When to Use This Skill
- Downloading article text from a URL
- Saving blog posts as clean text
- Removing distractions from web articles
- Archiving content for offline reading
- Extracting content for research
- Creating a local reading library
How to Use
Basic Extraction
Extract the article from https://example.com/article
Save to Specific Location
Extract this article and save to ~/reading/
https://example.com/interesting-post
Multiple Articles
Extract these articles:
- https://example.com/post-1
- https://example.com/post-2
- https://example.com/post-3
Extraction Methods
The skill uses multiple tools in priority order:
1. Reader (Mozilla Readability)
- Uses Firefox Reader View algorithm
- Excellent at removing clutter
- Preserves article structure
2. Trafilatura (Python)
- Very accurate extraction
- Works great for blogs and news
- Options:
--no-comments,--precision
3. Fallback (curl + parsing)
- No dependencies required
- Basic HTML parsing
- Less reliable but always works
What Gets Preserved
- Article text and paragraphs
- Section headings
- Author information
- Publication date
- Article structure
What Gets Removed
- Navigation bars
- Advertisements
- Newsletter signup forms
- Sidebars
- Comments sections
- Social sharing buttons
- Cookie notices
- Related article widgets
Filename Generation
Files are named based on:
- Article title (cleaned)
- Special characters removed (/, :, ?, ", <, >, |)

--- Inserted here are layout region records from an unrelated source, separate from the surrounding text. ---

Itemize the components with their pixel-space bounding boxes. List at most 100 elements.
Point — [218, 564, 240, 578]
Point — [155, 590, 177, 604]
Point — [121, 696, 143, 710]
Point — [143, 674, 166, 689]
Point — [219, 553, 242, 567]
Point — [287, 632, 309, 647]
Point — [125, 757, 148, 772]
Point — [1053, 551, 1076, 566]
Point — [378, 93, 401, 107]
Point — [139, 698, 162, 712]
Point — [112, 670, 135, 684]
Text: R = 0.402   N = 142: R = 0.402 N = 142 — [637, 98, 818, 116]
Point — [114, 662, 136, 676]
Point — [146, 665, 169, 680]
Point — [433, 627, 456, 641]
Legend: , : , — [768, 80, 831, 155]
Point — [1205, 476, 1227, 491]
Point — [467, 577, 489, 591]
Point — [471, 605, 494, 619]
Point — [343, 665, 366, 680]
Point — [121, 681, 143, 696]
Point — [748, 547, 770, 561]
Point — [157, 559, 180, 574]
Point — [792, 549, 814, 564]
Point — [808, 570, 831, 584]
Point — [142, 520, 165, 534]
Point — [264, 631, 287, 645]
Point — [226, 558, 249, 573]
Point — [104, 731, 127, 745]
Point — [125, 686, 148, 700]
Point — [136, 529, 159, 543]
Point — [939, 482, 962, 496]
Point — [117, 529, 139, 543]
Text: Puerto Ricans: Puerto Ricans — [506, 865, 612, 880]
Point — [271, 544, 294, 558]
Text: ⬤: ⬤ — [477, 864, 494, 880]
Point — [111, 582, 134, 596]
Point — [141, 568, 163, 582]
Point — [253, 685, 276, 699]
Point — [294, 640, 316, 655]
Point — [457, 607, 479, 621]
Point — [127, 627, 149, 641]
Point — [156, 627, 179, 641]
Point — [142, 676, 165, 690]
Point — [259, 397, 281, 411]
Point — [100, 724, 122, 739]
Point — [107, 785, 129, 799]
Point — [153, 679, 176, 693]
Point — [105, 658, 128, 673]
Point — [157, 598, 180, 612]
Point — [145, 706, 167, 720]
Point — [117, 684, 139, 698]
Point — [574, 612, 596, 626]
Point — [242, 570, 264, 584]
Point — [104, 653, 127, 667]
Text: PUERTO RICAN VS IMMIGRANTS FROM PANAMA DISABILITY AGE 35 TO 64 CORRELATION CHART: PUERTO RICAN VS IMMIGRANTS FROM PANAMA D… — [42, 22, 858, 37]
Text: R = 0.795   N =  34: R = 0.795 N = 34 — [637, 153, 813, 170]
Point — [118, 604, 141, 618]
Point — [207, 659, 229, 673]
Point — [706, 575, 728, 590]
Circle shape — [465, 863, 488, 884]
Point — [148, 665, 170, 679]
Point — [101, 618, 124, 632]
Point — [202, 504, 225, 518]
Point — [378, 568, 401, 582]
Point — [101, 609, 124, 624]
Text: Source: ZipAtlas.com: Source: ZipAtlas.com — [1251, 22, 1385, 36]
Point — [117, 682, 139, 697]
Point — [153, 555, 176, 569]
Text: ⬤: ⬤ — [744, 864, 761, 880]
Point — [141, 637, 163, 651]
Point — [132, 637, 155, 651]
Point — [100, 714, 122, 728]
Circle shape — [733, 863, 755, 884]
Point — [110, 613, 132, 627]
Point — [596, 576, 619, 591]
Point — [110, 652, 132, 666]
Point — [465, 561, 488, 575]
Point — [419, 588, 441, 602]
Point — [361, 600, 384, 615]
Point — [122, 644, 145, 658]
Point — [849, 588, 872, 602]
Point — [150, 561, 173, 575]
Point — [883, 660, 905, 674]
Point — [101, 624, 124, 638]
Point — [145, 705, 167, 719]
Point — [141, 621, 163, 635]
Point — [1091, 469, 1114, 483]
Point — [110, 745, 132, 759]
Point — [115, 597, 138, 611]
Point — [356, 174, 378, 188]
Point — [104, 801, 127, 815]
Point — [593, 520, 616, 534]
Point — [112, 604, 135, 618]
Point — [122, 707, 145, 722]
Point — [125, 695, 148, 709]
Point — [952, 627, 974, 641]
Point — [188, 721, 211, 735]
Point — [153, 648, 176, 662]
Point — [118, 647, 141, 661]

- Length limited to 80-100 characters
- Extension:
.txt
Example:
"How to Build a Great Product: A Guide"
→ "How to Build a Great Product - A Guide.txt"
Output Format
After extraction:
Title: [Article Title]
Author: [Author Name]
Date: [Publication Date]
Source: [Original URL]
---
[Clean article content...]
Error Handling
The skill handles:
- Paywalled content: Extracts available preview
- Missing tools: Falls back to alternatives
- Invalid URLs: Provides clear error message
- Failed extraction: Suggests manual copy
- Filename issues: Auto-sanitizes problematic characters
Advanced Options
With Metadata Only
Extract just the title and author from this URL
Specific Format
Extract this article as markdown
Research Mode
Extract and summarize the key points from this article
Best Practices
- Check Output: Always verify extraction quality
- Save Originals: Keep the source URL for reference
- Organize Files: Use meaningful folder structures
- Batch Processing: Extract multiple related articles together
- Respect Copyright: Use for personal research only
Dependencies
For best results, install:
# Mozilla Readability
npm install -g @nicolo-ribaudo/readability-cli
# Or Trafilatura (Python)
pip install trafilatura
Without dependencies, the skill uses fallback methods.